Bevor die Versicherung überhaupt zahlen muss, kann schon der Staatsanwalt klingeln – und zwar wegen Versicherungsmissbrauchs. § 265 StGB ist sozusagen der kleine, fiese Bruder vom Betrug nach § 263 StGB. Der kommt ins Spiel, wenn schon im Vorfeld manipuliert wird, um später bei der Versicherung abzukassieren. Klingt nach einem Plan? Genau darum geht’s – und genau das kann strafbar sein.
Ganz grundsätzlich schützt diese Vorschrift das Vermögen der Versicherung. Also nicht das gute Stück im Carport oder die Designercouch, sondern den Geldbeutel der Versicherungsgesellschaft. Strafbar ist nämlich nicht erst das Täuschen oder Kassieren, sondern schon das Herumtricksen mit versicherten Sachen, um später vielleicht eine Leistung abzugreifen.
Tatobjekt
Erster Punkt auf der Checkliste: Es braucht eine versicherte Sache.
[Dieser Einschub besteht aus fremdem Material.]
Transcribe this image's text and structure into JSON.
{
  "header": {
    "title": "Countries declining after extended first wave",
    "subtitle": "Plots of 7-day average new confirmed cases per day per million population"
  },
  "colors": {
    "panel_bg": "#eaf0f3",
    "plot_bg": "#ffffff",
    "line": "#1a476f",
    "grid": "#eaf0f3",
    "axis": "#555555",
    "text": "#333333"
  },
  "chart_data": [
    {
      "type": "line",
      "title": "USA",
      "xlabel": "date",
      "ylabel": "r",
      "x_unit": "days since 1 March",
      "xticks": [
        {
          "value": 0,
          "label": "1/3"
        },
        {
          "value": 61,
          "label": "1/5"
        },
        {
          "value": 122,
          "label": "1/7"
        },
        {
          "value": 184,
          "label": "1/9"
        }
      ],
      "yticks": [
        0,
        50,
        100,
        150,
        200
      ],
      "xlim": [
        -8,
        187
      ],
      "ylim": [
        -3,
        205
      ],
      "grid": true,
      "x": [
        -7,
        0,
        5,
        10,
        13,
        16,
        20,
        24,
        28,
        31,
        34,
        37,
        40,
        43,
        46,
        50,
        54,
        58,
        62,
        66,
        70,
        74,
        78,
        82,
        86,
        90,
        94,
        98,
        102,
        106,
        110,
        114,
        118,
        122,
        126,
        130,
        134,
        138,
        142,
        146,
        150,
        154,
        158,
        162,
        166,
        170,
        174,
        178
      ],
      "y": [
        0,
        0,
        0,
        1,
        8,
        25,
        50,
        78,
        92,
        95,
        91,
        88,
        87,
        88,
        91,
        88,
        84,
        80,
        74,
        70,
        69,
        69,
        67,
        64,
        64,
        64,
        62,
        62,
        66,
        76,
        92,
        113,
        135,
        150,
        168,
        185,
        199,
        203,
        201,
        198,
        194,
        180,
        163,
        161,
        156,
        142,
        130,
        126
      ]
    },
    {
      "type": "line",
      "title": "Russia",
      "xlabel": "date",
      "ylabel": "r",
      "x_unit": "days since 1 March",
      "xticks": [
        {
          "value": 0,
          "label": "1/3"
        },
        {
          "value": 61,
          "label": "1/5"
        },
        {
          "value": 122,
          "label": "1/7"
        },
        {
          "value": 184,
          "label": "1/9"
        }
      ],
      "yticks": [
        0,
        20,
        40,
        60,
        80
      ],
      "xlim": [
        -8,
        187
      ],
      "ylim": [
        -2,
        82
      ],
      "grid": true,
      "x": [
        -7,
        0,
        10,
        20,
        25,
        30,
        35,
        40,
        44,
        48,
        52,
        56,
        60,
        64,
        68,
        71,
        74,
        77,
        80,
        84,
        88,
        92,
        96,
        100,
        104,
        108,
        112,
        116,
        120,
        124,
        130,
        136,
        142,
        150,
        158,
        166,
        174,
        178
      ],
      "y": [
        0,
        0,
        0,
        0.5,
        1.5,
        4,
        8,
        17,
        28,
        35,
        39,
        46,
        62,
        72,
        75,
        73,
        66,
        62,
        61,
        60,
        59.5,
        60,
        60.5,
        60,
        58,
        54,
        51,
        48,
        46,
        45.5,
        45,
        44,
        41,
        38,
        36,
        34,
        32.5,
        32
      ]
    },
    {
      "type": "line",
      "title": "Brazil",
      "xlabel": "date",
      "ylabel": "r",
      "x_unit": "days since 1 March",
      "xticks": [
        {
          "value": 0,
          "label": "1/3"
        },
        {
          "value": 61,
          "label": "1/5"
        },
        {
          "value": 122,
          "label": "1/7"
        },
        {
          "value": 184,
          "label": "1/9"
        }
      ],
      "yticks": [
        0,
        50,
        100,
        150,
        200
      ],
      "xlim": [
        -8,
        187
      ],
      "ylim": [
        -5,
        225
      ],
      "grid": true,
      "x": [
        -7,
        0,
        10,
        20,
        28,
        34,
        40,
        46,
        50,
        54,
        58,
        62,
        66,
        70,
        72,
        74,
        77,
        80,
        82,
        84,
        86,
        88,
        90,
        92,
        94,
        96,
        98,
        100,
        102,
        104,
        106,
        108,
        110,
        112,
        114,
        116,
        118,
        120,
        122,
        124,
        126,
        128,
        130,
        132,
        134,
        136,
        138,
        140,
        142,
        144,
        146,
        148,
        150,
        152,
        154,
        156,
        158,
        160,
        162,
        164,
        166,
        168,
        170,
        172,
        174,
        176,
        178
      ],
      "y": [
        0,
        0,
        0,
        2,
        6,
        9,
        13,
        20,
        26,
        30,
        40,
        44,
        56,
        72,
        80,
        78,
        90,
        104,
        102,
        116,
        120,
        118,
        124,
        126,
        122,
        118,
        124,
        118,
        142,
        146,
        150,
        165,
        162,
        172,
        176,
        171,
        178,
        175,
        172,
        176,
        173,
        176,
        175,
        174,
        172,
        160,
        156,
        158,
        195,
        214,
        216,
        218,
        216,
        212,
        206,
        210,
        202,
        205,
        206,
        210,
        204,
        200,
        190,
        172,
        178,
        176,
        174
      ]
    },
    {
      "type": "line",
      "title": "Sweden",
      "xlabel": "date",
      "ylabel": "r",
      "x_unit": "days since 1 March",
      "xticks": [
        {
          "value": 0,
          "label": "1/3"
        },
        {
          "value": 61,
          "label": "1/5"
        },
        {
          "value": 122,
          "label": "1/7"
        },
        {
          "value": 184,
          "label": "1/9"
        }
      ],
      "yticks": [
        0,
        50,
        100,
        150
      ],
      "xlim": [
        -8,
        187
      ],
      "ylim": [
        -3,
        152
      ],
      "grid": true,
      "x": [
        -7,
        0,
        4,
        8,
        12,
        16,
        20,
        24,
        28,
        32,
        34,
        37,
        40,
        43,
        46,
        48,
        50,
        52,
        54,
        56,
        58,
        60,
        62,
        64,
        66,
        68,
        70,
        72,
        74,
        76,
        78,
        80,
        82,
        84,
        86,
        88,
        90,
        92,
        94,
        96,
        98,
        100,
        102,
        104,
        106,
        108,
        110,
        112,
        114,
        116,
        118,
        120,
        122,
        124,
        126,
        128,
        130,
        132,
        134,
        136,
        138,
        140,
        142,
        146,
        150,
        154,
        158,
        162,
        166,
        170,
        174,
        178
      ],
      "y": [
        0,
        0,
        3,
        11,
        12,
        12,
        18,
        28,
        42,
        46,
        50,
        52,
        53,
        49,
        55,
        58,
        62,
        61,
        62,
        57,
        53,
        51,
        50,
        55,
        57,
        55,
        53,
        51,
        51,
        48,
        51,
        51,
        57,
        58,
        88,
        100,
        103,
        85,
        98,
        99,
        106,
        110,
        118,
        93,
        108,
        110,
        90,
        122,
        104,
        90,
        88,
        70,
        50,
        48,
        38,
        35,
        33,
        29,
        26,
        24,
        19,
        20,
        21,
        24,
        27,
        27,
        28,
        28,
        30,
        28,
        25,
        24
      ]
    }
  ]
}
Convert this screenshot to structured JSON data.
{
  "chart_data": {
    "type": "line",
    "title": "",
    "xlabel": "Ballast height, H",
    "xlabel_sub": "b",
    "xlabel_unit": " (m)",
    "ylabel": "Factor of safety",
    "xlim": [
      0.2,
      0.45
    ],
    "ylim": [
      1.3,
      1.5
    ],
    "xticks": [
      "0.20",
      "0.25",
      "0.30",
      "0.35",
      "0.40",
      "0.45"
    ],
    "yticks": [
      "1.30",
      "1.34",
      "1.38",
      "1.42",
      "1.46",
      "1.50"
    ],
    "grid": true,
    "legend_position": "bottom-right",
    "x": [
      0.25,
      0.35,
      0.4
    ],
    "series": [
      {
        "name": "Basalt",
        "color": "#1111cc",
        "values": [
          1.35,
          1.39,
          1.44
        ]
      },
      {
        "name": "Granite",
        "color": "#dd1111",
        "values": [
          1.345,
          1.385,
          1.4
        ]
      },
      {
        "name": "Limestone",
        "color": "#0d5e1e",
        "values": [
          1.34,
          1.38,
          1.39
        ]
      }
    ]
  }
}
Die muss gegen einen der folgenden Fälle abgesichert sein: Untergang, Beschädigung, Verlust, Diebstahl oder eine eingeschränkte Brauchbarkeit. Also alles, was wehtut, wenn es passiert – und wofür man die Versicherung haben will.
Tathandlung
Dann muss mit dieser versicherten Sache auch irgendetwas passieren, genauer: sie wird beschädigt (zack – ein Kratzer im Auto), zerstört (Boom – das Auto brennt ab), in ihrer Brauchbarkeit beeinträchtigt (ein E-Auto ohne Akku ist halt nur ein Haufen Plastik), beiseite geschafft oder jemand anderem überlassen.
Klingt erstmal klar – aber was heißt „beiseite schaffen„? Hier wird’s spannend: Gemeint ist jedes Verbringen der Sache an einen Ort, an dem die Versicherung sie nicht mehr oder nur schwer erreichen kann. Also: verstecken, verschieben, verschwinden lassen – Hauptsache, die Versicherung glaubt, das Ding sei futsch. Reine Worte wie „Ich hab’s verloren!“ reichen aber nicht. Es muss wirklich eine physische Veränderung passieren. Die Versicherung will’s nicht nur hören, sie will es spüren.
Und „überlassen„? Das bedeutet, dass jemand anderem die Sachherrschaft eingeräumt wird – also etwa, wenn man sagt: „Hier, nimm den Wagen und fahr, wohin Du willst.“
Klassiker in der Klausur: Die Sache geht durch einen Brand kaputt – und jetzt kommt die Pyro-Frage: Wenn das Ganze in einen Fall von § 306a oder § 306b StGB hineinläuft, also Brandstiftung, dann stellt sich die Frage: Ging’s hier vielleicht nur darum, den Versicherungsmissbrauch zu ermöglichen? Dann greift § 306b Abs. 2 Nr. 2 StGB – und das gibt dann richtig Feuer unterm Hintern.
Subjektiver Tatbestand
Jetzt wird’s ernst: Es braucht Vorsatz und obendrauf noch eine ganz bestimmte Absicht: nämlich sich selbst oder jemand anderem eine Leistung aus der Versicherung zu verschaffen. Es reicht also nicht, dass man weiß, was man tut – man muss es wollen, und zwar genau dafür. Und das nennt sich: dolus directus 1. Grades.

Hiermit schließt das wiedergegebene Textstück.